Die in § 14 OBG NRW als Voraussetzung des ordnungsbehördlichen Einschreitens verlangte gegenwärtige Gefahr für die öffentliche Sicherheit bestand vorliegend. Als Gefahr im polizei- und ordnungsrechtlichen Sinne ist insbesondere der Verstoß gegen Rechtsnormen anzusehen.
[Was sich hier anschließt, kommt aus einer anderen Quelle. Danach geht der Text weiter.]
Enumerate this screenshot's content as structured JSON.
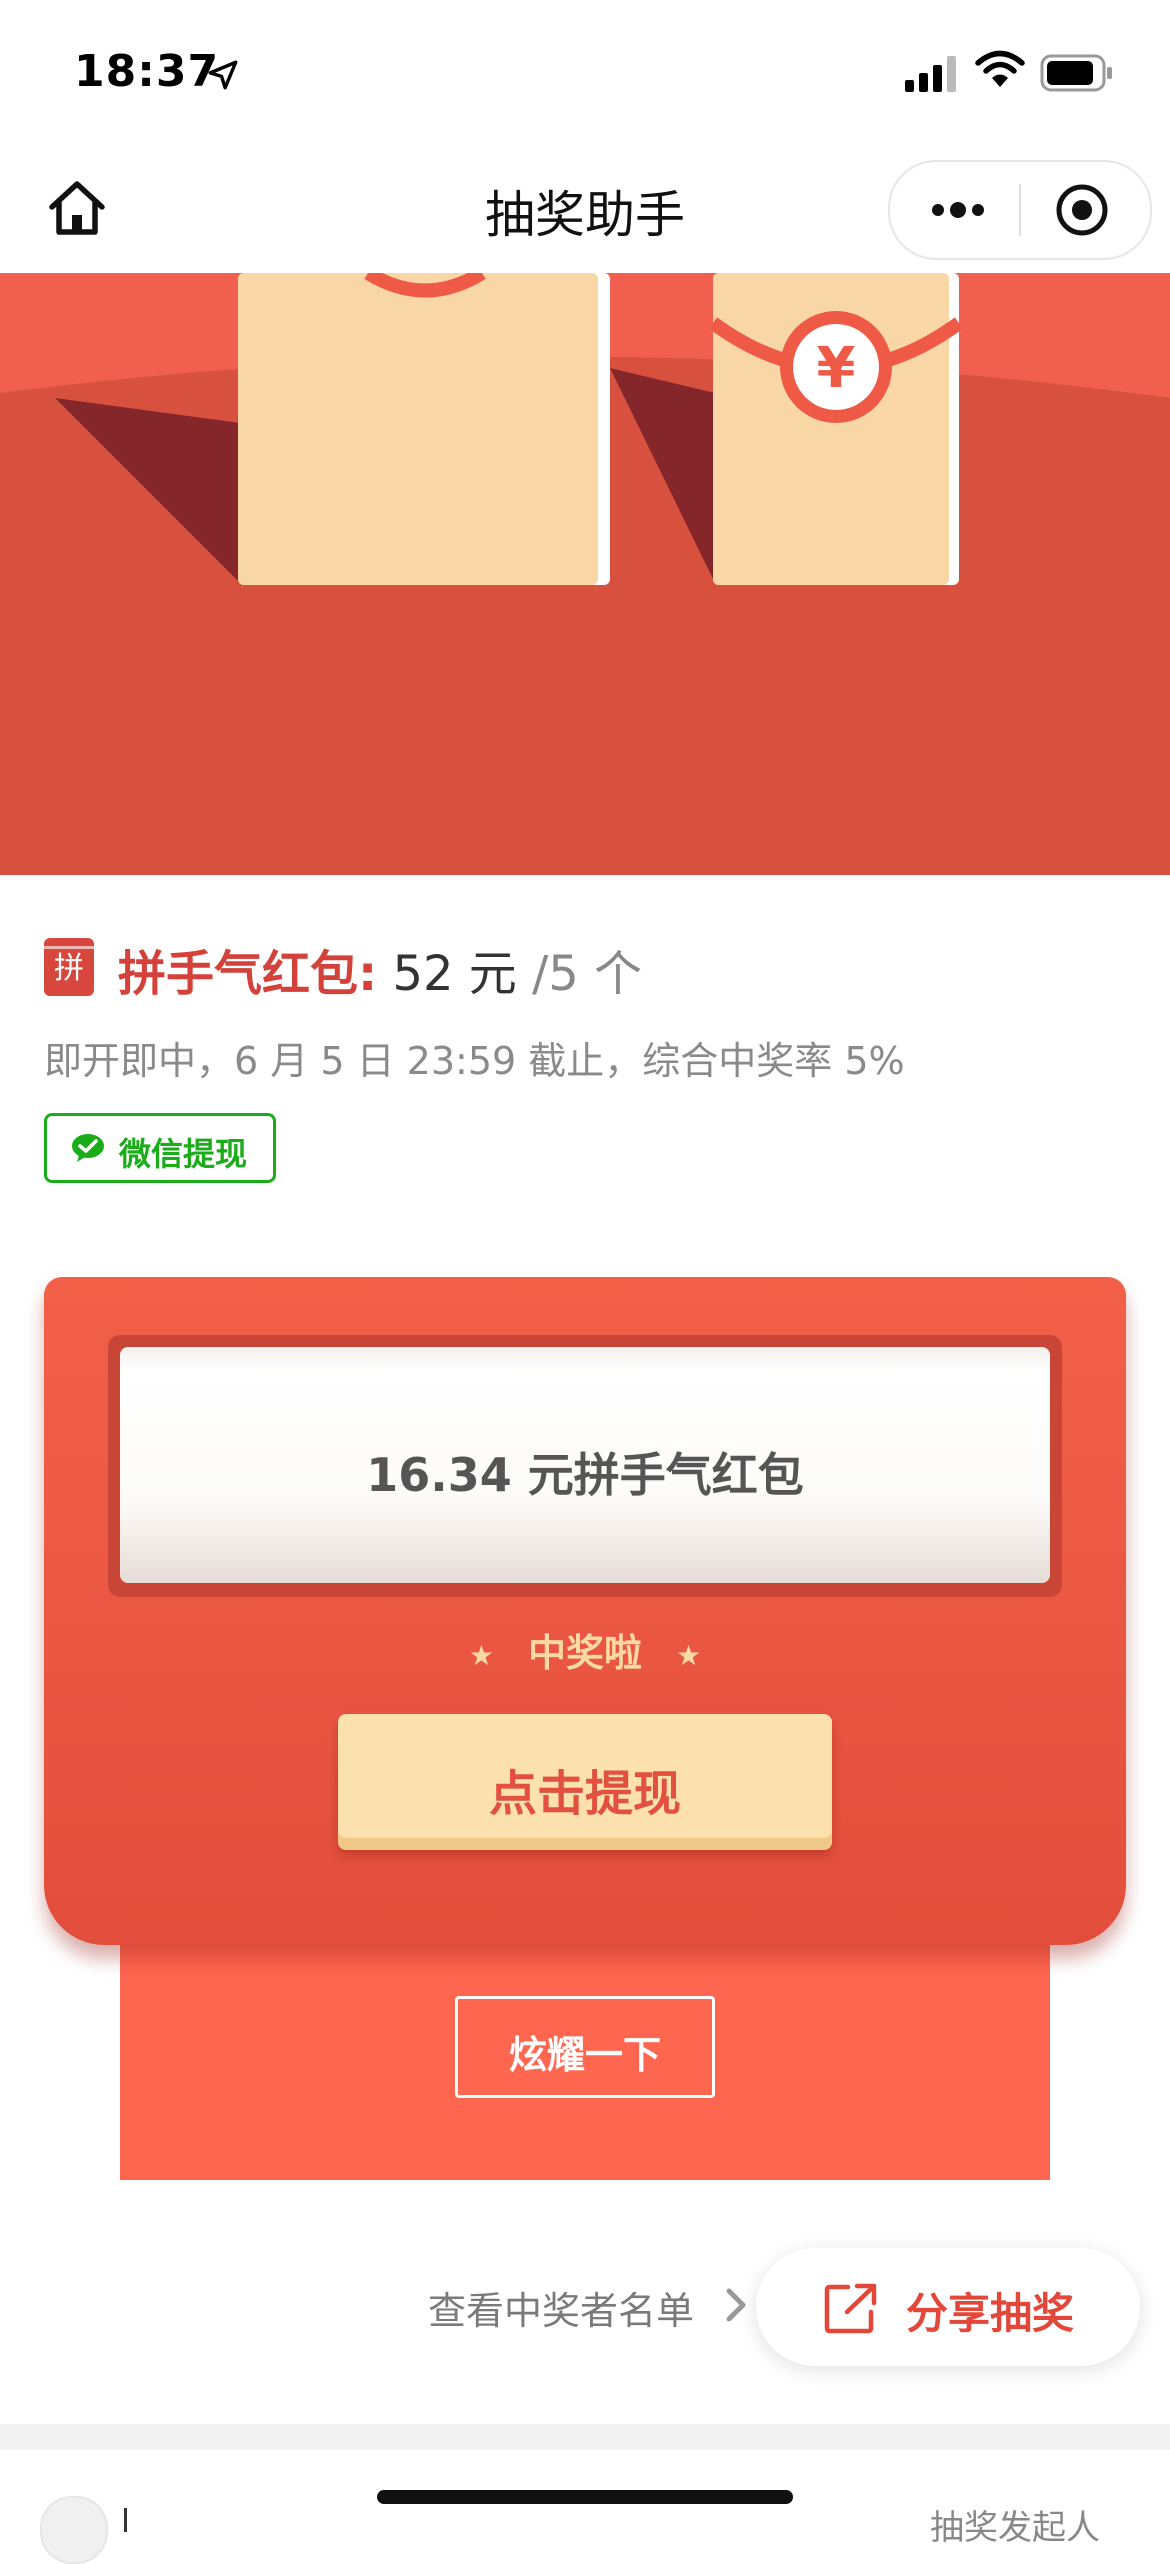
{
  "status_bar": {
    "time": "18:37"
  },
  "nav": {
    "title": "抽奖助手"
  },
  "prize": {
    "badge": "拼",
    "label": "拼手气红包:",
    "amount": " 52 元 ",
    "count": "/5 个",
    "sub_info": "即开即中，6 月 5 日 23:59 截止，综合中奖率 5%",
    "withdraw_tag": "微信提现"
  },
  "result_card": {
    "result_text": "16.34 元拼手气红包",
    "star_left": "★",
    "win_text": "中奖啦",
    "star_right": "★",
    "withdraw_button": "点击提现",
    "show_off_button": "炫耀一下"
  },
  "footer": {
    "winner_list_link": "查看中奖者名单",
    "share_button": "分享抽奖",
    "initiator_label": "抽奖发起人"
  },
  "colors": {
    "accent_red": "#d3413a",
    "card_red": "#f26049",
    "wechat_green": "#1aad19",
    "withdraw_button_bg": "#fce0ae"
  },
  "icons": [
    "location-arrow-icon",
    "signal-icon",
    "wifi-icon",
    "battery-icon",
    "home-icon",
    "more-dots-icon",
    "target-icon",
    "yuan-icon",
    "wechat-icon",
    "chevron-right-icon",
    "share-icon",
    "avatar-icon"
  ]
}
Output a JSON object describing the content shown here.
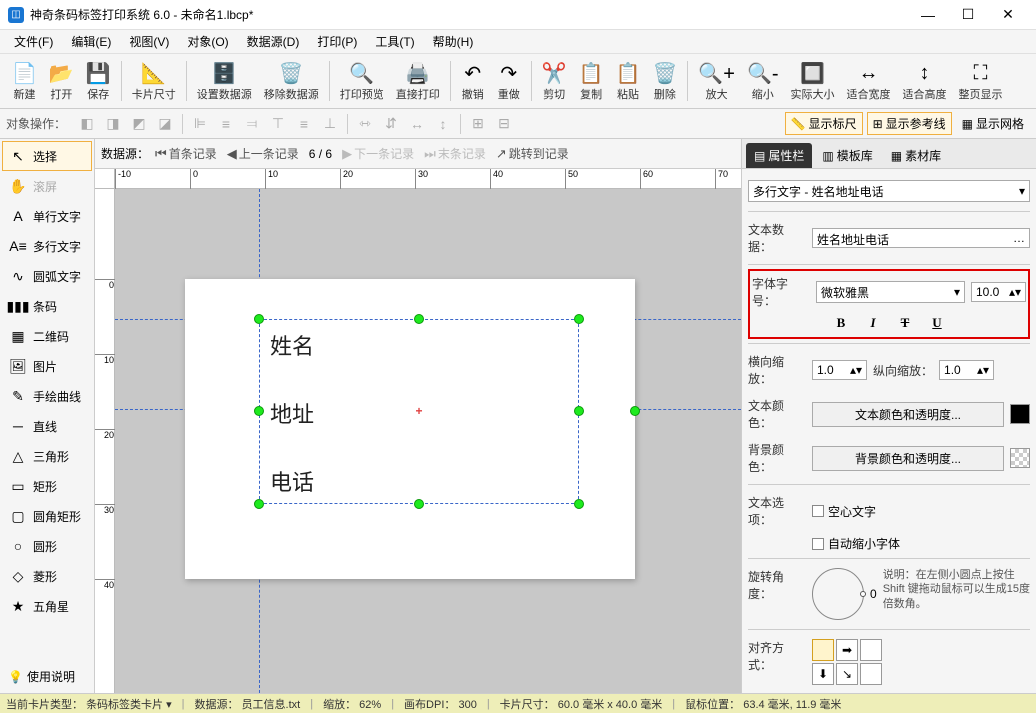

Der Kläger verstieß durch das Abstellen seines Kraftrades auf dem Ladeplatz, der durch das Aufstellen einer entsprechenden Beschilderung Elektrofahrzeugen während des Ladevorgangs vorbehalten ist, gegen § 12 Abs. 3 Nr. 2 StVO.

Hier war durch das Richtzeichen 314 (Parken) der Anlage 3 zu § 42 Abs. 2 der Straßenverkehrsordnung (StVO) nebst Zusatzzeichen Nr. 1008-66 (Elektrofahrzeug) und Zusatzzeichen Nr. 1040-32 (Parkscheibe mit Höchstparkdauer 4 Stunden) des Katalogs der Verkehrszeichen der StVO (VzKat StVO) der Parkplatz ausschließlich PKWs vorbehalten. Durch das einschränkende Zusatzzeichen wird das Richtzeichen 314 zum Verbotszeichen für die nicht berechtigten Fahrzeuge, vgl.: Hentschel/König/Dauer, Straßenverkehrsrecht, 47. Aufl., 2023, § 12 StVO, Rdnr. 57. Da der Parkplatz nach der Beschilderung lediglich Elektrofahrzeugen während der Dauer des Ladevorgangs für eine Zeit von höchstens 4 Stunden vorbehalten ist, wird ein Fahrzeug mit Verbrennermotor, das die Ladesäule nicht in Anspruch nimmt, so angesehen, dass es in einem absoluten Halteverbot stand.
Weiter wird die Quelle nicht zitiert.